Au haras de Bouttemont, au cœur du Calvados, le petit groupe de journalistes attend avec impatience dans le froid devant l’écurie. « Attention, écartez-vous », lance Thierry Berthaud, l’étalonnier, en ouvrant la grille. Les frénétiques cliquetis d’appareils photo et les hennissements graves de la bête agitée fendent le silence religieux. Dans le milieu du trot, Ready Cash est une star. Né en 2005, il a remporté douze courses de groupe 1, le plus haut niveau de compétition hippique, dont deux doublés notables : le Grand Prix d’Amérique en 2011 et 2012 et le Grand Prix de France en 2011 et 2013. « Je lui dois tout, c’est lui qui m’a remis à flot », lance son propriétaire et premier entraîneur Philippe Allaire qui quelque temps avant de débourrer (dresser) Ready Cash et de découvrir son potentiel, avait perdu tous ses clients.
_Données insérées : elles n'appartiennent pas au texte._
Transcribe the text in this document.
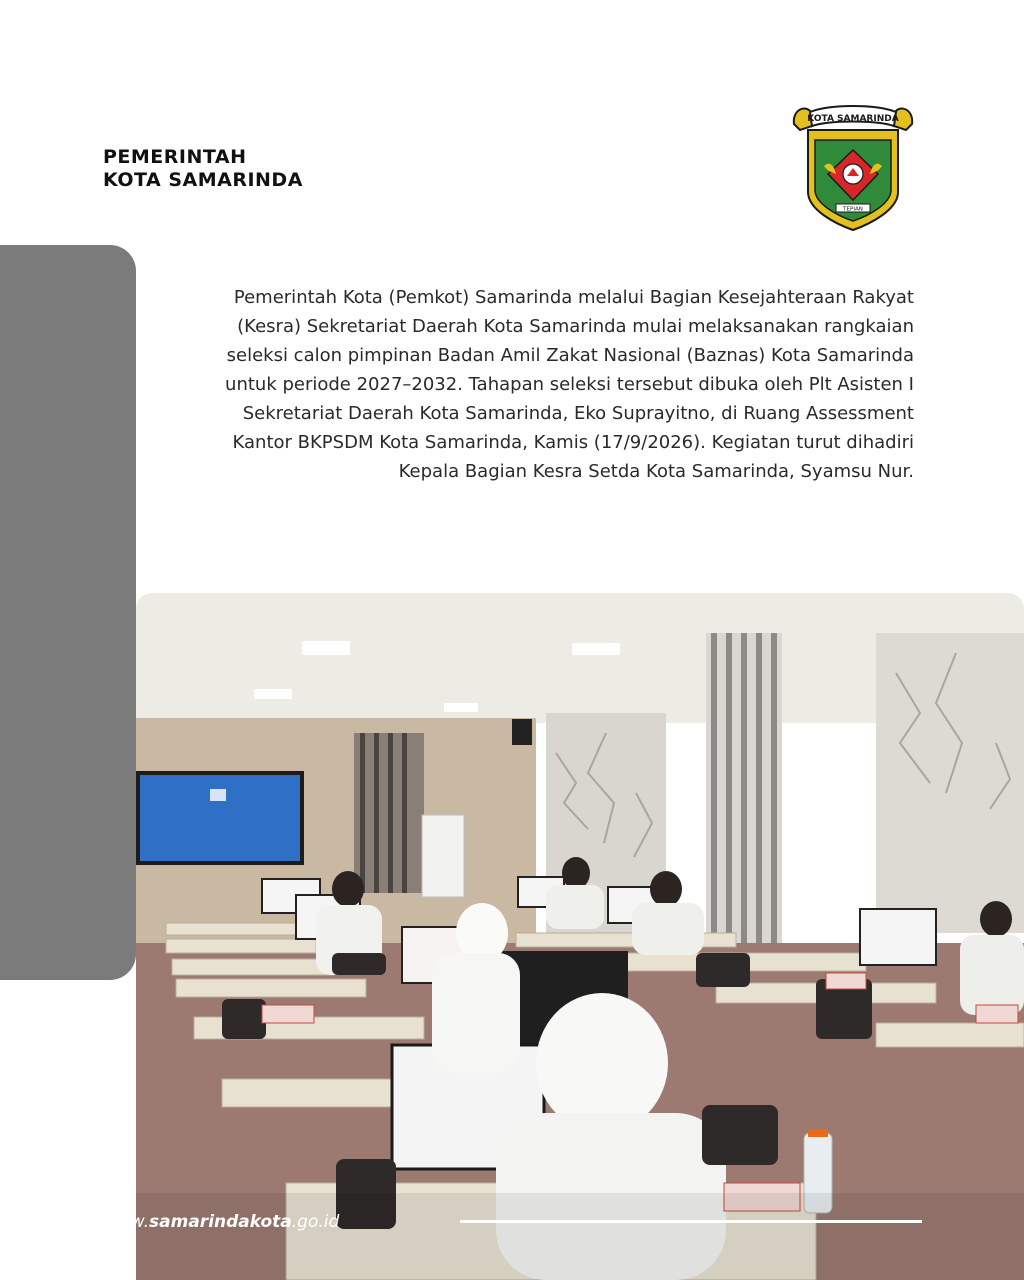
PEMERINTAH
KOTA SAMARINDA
KOTA SAMARINDA
TEPIAN
Pemerintah Kota (Pemkot) Samarinda melalui Bagian Kesejahteraan Rakyat (Kesra) Sekretariat Daerah Kota Samarinda mulai melaksanakan rangkaian seleksi calon pimpinan Badan Amil Zakat Nasional (Baznas) Kota Samarinda untuk periode 2027–2032. Tahapan seleksi tersebut dibuka oleh Plt Asisten I Sekretariat Daerah Kota Samarinda, Eko Suprayitno, di Ruang Assessment Kantor BKPSDM Kota Samarinda, Kamis (17/9/2026). Kegiatan turut dihadiri Kepala Bagian Kesra Setda Kota Samarinda, Syamsu Nur.
www.samarindakota.go.id
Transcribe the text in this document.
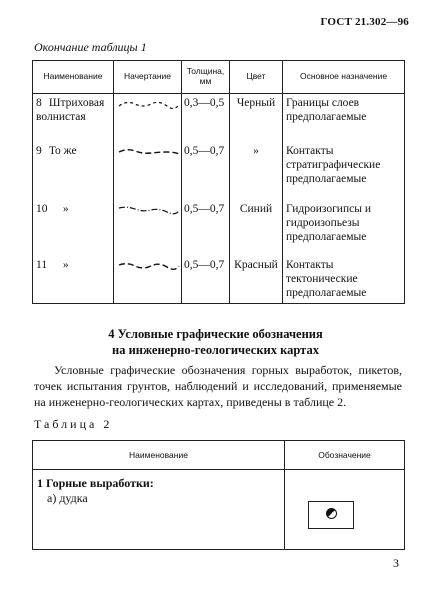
ГОСТ 21.302—96
Окончание таблицы 1
Наименование	Начертание	Толщина, мм	Цвет	Основное назначение
8 Штриховая волнистая		0,3—0,5	Черный	Границы слоев предполагаемые
9 То же		0,5—0,7	»	Контакты стратиграфические предполагаемые
10 »		0,5—0,7	Синий	Гидроизогипсы и гидроизопьезы предполагаемые
11 »		0,5—0,7	Красный	Контакты тектонические предполагаемые
4 Условные графические обозначения
на инженерно-геологических картах
Условные графические обозначения горных выработок, пикетов, точек испытания грунтов, наблюдений и исследований, применяемые на инженерно-геологических картах, приведены в таблице 2.
Таблица 2
Наименование	Обозначение

1 Горные выработки:
а) дудка	

3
Malgré sa fin de carrière en 2014, le coursier hors pair n’avait pas fini de changer la vie de Philippe Allaire. Ce mâle « dominant », « bouillant » et « pas rigolo » comme il le décrit, s’est révélé être un très bon reproducteur. « La carrière de course c’est bien, mais en tant qu'étalon, le cheval redémarre à zéro. Nos grands champions du Prix d’Amérique ont été des piètres étalons. » Une case rapidement écartée d’un coup de sabot par le champion qui comptait fin 2018, 729 poulains et pouliches enregistrés en France. « Il a un taux de réussite de saillie de 90 %, c’est exceptionnel, indique Frédéric Sauque, courtier en cheval. C’est de la folie, car les premiers fils de Ready Cash commencent à produire. Si ça continue on aura un problème pour croiser les chevaux. »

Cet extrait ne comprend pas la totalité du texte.